Rz. 9

Vollstreckungsgrundlage sind ferner gemäß § 86 Abs. 1 Nr. 2 FamFG gerichtlich gebilligte Vergleiche nach § 156 Abs. 2 FamG (siehe dazu § 2 Rdn 237). Bereits nach bisheriger Rechtslage konnten die Eltern im gerichtlichen Verfahren Vereinbarungen protokollieren lassen, die aber als solche nicht vollstreckungsfähig waren,[22] sondern zusätzlich der gerichtlichen Billigung bedurften.[23] Da diese Billigung häufig in einem weiteren Verfahren erfolgte – was dogmatisch wie praktisch allerdings sehr fragwürdig war, weil ein einmal eingeleitetes Umgangsverfahren nur vom Gericht beendet werden kann[24]  –, war hiermit zwangsläufig auch ein Zeitverlust verbunden. Der Gesetzgeber hat die frühere Rechtslage im FamFG fortentwickelt. Ausgangspunkt ist dabei die Pflicht des Staates, sicherzustellen, dass die privatrechtliche Vollstreckung der Herausgabe von Personen nur aufgrund eines Titels möglich ist, den ein Gericht erlassen hat.[25] § 156 Abs. 2 FamFG sieht daher vor, dass im Fall der Herstellung eines Einvernehmens über den Umgang die Umgangsregelung als Vergleich aufzunehmen ist, wenn das Gericht die Regelung billigt. Zwar folgt aus § 36 Abs. 1 FamFG, dass die Verfahrensbeteiligten einen Vergleich nur über solche Verfahrensgegenstände schließen können, bezüglich derer sie überhaupt eine Verfügungsbefugnis haben. Dies ist in den sog. "nichtstreitigen" Familiensachen der freiwilligen Gerichtsbarkeit nicht der Fall.[26] Indessen hat der Gesetzgeber mit § 156 Abs. 2 FamFG als lex specialis die Rechtsfigur des gerichtlich gebilligten Vergleichs geschaffen. Hiernach steht eine Vereinbarung der Beteiligten einer gerichtlichen Entscheidung gleich, wenn das Gericht die Einigung billigt und sie damit als eigene Entscheidung übernimmt. Diese Billigung darf das Gericht aber nur aussprechen, wenn die Vereinbarung dem Kindeswohl nicht widerspricht.

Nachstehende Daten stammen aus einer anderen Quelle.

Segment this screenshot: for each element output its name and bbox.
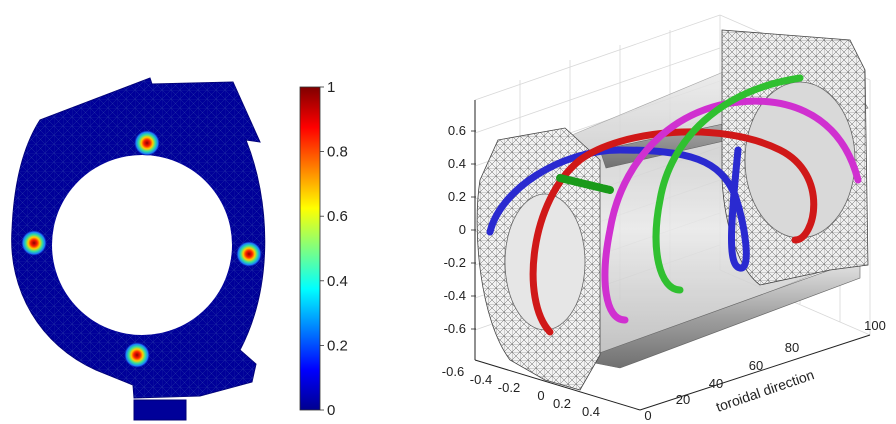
hotspot-right — [236, 241, 262, 267]
colorbar-tick-label: 0 — [327, 402, 335, 419]
curve-blue — [486, 146, 750, 272]
toroidal-tick-label: 40 — [709, 376, 723, 391]
x-tick-label: -0.2 — [498, 380, 520, 395]
toroidal-axis-ticks: 0 20 40 60 80 100 — [644, 318, 885, 423]
torus-model — [476, 29, 869, 391]
y-tick-label: 0 — [459, 222, 466, 237]
colorbar-gradient — [299, 86, 321, 411]
x-tick-label: -0.6 — [442, 364, 464, 379]
x-tick-label: 0.4 — [582, 404, 600, 419]
field-line-curves — [486, 74, 862, 336]
y-tick-label: 0.6 — [448, 123, 466, 138]
x-tick-label: 0.2 — [553, 396, 571, 411]
toroidal-axis-label: toroidal direction — [714, 366, 816, 415]
toroidal-tick-label: 100 — [864, 318, 886, 333]
curve-green — [652, 74, 804, 294]
bottom-rail — [578, 264, 861, 369]
colorbar-tick-label: 0.8 — [327, 144, 348, 161]
y-axis-ticks: 0.6 0.4 0.2 0 -0.2 -0.4 -0.6 — [444, 123, 476, 336]
colorbar-tick-label: 0.2 — [327, 337, 348, 354]
limiter-block — [133, 399, 187, 421]
y-tick-label: -0.4 — [444, 288, 466, 303]
y-tick-label: 0.2 — [448, 189, 466, 204]
toroidal-tick-label: 0 — [644, 408, 651, 423]
hotspot-top — [134, 130, 160, 156]
toroidal-tick-label: 20 — [676, 392, 690, 407]
curve-magenta — [601, 97, 862, 324]
colorbar-tick-label: 0.6 — [327, 208, 348, 225]
colorbar: 0 0.2 0.4 0.6 0.8 1 — [299, 79, 348, 419]
colorbar-tick-label: 0.4 — [327, 273, 348, 290]
poloidal-cross-section — [11, 77, 266, 421]
hotspot-left — [21, 230, 47, 256]
x-axis-ticks: -0.6 -0.4 -0.2 0 0.2 0.4 — [442, 364, 600, 419]
x-tick-label: -0.4 — [470, 372, 492, 387]
toroidal-tick-label: 80 — [785, 340, 799, 355]
y-tick-label: 0.4 — [448, 156, 466, 171]
curve-red — [529, 128, 818, 336]
hotspot-bottom — [124, 342, 150, 368]
x-tick-label: 0 — [537, 388, 544, 403]
toroidal-tick-label: 60 — [749, 358, 763, 373]
y-tick-label: -0.6 — [444, 321, 466, 336]
curve-dark-green — [556, 174, 614, 194]
inner-hole — [52, 155, 232, 335]
y-tick-label: -0.2 — [444, 255, 466, 270]
colorbar-tick-label: 1 — [327, 79, 335, 96]
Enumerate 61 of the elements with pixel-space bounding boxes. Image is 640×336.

Das Gericht ist daher gehalten, in dem Beschluss, durch den der Vergleich gebilligt wird, zumindest kurz die maßgeblichen Gründe darzustellen, aus denen die Wahrung des Kindeswohls folgt. Die gleichen Erwägungen gelten für eine im Vermittlungsverfahren (siehe dazu § 2 Rdn 248 ff.) gemäß § 165 Abs. 4 FamFG erzielte Einigung der Eltern. Auch insoweit geht der Gesetzgeber davon aus, dass der Vergleich einer gerichtlichen Billigung bedarf.

 

Rz. 10

Zu beachten ist aber das Formerfordernis, das mit einem Vergleich einhergeht. Wurde der gerichtlich gebilligte Vergleich entgegen § 36 Abs. 2 S. 2 FamFG i.V.m. § 162 Abs. 1, 160 Abs. 3 Nr. 1 ZPO nicht vorgelesen und genehmigt, ist er nicht wirksam geworden; eine Heilung tritt auch nicht durch die Billigung des Gerichts ein; denn diese setzt gerade – zumal in Ansehung des wegen § 156 Abs. 2 S. 2 FamFG nur noch eingeschränkten Prüfungsmaßstabes des Gerichts – einen formal wirksamen Vergleich voraus. Gleiches gilt, wenn der Vergleich ohne die Zustimmung aller formell Beteiligten geschlossen wird (siehe im Einzelnen § 2 Rdn 240 f.).

 

Rz. 11

Zur streitigen und noch nicht höchstrichterlich geklärten Frage, ob schon in der bloßen Protokollierung des Vergleichs eine gerichtliche Billigung zu sehen ist (siehe § 2 Rdn 243. Zum Erfordernis der Bekanntgabe des Vergleichs siehe Rdn 9 und Rdn 14).

 

Rz. 12

Die Vollstreckung aus einem Umgangstitel ist auch dann noch möglich, wenn der Berechtigte zu einem früheren Zeitpunkt erklärt hat, dass er aus dem Titel keine Rechte mehr herleiten möchte. Denn die Änderung eines Beschlusses oder gerichtlich gebilligten Vergleichs über das Umgangsrecht zwischen dem Kind und dem nicht betreuenden Elternteil ist dem Gericht vorbehalten und unterliegt nicht der vertraglichen Disposition der Eltern.[27] Eine Vollstreckung scheidet allerdings aus, wenn etwa eine Umgangsregelung bereits vor dem Verstoß aufgehoben oder in sonstiger Form überholt ist (siehe dazu Rdn 25).[28] Letzteres ist insbesondere der Fall, wenn im vorausgegangenen Verfahren das Umgangsrecht eines Elternteils geregelt, diesem aber in der Nachfolge das Aufenthaltsbestimmungsrecht für dieses Kind übertragen worden ist; mit dieser Sorgerechtsänderung ist die Umgangsregelung von selbst gegenstandlos geworden.[29] Lag hingegen der Verstoß vor Änderung der Umgangsregelung, so bleibt die Festsetzung von Ordnungsmitteln grundsätzlich möglich.[30] Es tritt insbesondere keine Erledigung des Ordnungsgeldverfahrens ein, da die Ordnungsmittel nicht nur Beuge-, sondern auch Sanktionscharakter haben.[31] Allenfalls können mit Blick auf die – eventuell – weggefallenen spezialpräventiven Gesichtspunkte mildere Ordnungsmittel angezeigt sein.[32]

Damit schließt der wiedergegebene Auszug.